Easter salmon is the most expensive since midsummer last year.
On Friday, farmed salmon was traded for EUR 6.9 again. It is the first time since the fairly short-lived price spike in June last year.
The price level is surprisingly high, for several reasons.
The Horeca segment (hotel, restaurant and catering .ed) is largely still closed in a wide variety of countries. The purchases are run by low-cost grocery chains. On top of this, the market leader Norway’s salmon exports have increased by 25 per-cent in volume so far this year.
This points in a clear direction: the demand for salmon is strong.
And there are many drivers.
Salmon is not alone in showing a rising price trend.
Rainbow trout, a close substitute for salmon, is now catching high prices. The last export price, according to the Norwegian Seafood Council, was EUR 6.1 per kilo (in week 11). It’s close to doubling its price of the late summer last year.
At a time when many players are betting that the pandemic will gradually let up, there is a huge demand for many raw materials. Oil, copper, aluminium, iron ore, soy, wheat, corn and fertiliser, to name a few, have all risen sharply on the world’s commodity exchanges. That’s also the case for shipping rates for both raw materials and finished goods.

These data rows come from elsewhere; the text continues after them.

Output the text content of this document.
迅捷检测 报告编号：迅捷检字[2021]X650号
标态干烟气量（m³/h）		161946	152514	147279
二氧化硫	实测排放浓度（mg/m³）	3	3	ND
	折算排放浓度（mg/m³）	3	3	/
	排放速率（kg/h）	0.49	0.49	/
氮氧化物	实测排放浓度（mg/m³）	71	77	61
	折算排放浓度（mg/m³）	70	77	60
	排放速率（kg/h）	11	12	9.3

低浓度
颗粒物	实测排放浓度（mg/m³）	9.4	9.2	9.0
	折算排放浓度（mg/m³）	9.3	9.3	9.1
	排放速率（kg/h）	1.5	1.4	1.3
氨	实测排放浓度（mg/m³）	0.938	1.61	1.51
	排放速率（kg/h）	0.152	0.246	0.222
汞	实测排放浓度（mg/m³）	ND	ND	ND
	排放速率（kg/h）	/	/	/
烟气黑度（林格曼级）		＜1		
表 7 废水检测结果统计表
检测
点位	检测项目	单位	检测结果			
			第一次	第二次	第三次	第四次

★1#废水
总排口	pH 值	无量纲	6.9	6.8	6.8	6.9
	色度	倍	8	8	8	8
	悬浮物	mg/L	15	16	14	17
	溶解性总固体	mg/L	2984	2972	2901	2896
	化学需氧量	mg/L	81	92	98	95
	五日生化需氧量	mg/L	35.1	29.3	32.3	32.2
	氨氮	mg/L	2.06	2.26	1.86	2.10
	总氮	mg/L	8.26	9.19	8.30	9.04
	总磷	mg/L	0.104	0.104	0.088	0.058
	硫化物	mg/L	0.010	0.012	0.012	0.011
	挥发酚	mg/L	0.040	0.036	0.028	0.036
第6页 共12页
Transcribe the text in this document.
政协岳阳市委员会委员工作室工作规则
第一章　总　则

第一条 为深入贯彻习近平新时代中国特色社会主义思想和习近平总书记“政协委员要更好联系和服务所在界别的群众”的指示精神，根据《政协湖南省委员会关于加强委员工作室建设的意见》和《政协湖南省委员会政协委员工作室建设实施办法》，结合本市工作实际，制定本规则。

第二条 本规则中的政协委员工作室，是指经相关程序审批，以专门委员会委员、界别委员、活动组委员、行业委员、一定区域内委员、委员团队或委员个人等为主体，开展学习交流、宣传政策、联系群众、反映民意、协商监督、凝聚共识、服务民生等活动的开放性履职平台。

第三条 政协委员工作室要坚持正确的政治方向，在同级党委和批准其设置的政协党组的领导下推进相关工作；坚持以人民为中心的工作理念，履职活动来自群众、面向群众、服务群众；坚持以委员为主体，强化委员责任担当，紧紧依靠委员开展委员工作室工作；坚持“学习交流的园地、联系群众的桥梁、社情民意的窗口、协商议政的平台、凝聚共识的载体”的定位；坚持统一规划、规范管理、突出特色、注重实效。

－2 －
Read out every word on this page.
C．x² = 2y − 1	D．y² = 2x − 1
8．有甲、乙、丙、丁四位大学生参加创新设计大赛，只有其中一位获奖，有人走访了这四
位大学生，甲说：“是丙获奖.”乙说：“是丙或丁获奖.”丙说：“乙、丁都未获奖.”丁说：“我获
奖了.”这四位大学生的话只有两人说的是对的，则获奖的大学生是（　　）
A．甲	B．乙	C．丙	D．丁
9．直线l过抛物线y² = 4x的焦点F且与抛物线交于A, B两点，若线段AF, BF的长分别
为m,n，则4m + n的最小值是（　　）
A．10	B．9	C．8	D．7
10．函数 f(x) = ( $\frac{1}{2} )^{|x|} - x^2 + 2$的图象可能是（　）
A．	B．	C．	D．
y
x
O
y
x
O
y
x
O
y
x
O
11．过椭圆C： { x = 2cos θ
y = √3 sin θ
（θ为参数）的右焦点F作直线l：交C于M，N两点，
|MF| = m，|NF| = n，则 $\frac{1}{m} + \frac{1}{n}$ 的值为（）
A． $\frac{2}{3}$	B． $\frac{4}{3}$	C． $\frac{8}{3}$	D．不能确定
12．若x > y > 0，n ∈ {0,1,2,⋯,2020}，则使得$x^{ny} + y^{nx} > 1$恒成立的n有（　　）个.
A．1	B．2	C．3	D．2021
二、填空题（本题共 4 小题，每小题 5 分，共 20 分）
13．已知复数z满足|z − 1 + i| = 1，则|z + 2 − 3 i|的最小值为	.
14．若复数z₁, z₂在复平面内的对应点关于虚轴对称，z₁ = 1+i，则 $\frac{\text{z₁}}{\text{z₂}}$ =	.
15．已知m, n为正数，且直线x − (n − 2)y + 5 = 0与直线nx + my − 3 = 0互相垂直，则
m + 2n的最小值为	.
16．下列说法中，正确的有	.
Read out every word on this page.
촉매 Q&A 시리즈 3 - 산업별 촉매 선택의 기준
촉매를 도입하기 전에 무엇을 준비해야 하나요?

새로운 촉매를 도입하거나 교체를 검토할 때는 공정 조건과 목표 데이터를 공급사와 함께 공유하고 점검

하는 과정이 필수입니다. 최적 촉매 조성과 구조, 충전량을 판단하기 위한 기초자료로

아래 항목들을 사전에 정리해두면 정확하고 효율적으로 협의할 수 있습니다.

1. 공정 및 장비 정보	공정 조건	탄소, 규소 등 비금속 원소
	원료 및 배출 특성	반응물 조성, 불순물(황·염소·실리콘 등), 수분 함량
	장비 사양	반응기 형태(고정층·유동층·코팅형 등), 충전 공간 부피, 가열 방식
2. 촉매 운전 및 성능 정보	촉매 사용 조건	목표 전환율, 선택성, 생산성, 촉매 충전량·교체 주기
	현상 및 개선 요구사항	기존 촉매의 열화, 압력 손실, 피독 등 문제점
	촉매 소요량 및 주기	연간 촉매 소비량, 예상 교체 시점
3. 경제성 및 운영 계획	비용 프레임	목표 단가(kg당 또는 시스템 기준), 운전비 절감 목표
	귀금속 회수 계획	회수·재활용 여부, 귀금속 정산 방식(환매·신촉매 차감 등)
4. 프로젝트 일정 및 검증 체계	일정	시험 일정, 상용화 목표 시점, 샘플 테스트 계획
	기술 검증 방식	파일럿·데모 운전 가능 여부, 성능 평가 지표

For many months both for salmon, trout and coho, Chile’s frozen stock has put negative pressure on prices. Severe austerity on international air traffic has presented major logistical challenges to Chilean salmon farmers. Many have chosen to freeze fish, for shipping or in anticipation of better times.
In November last year, Mowi estimated at 55,000-65,000 tonnes, almost double of what hit Norway during the so-called “Salmon mountain” the early 1990s. However, the inventories are not larger than a few weeks’ harvest volume in Norway. Now the Chileans have a golden opportunity to get rid of the entire freezer at a decent price.
Close to the price peak
Land-based salmon has received a lot of media attention in recent months, but an expected harvest volume in 2021 of just over 24,000 tonnes has no real impact on price formation. Land-based salmon is, for so long, a supplement, not a competitor to sea-based salmon.
But how will prices evolve in the future?
The listing of “bid” and “offer” at the Fish Pool salmon exchange suggests that we are close to the price peak in this round. According to the Fish Pool forward curve, salmon prices in the second, third and fourth quarters will be EUR 5.8, EUR 5.2 and EUR 5.5 respectively.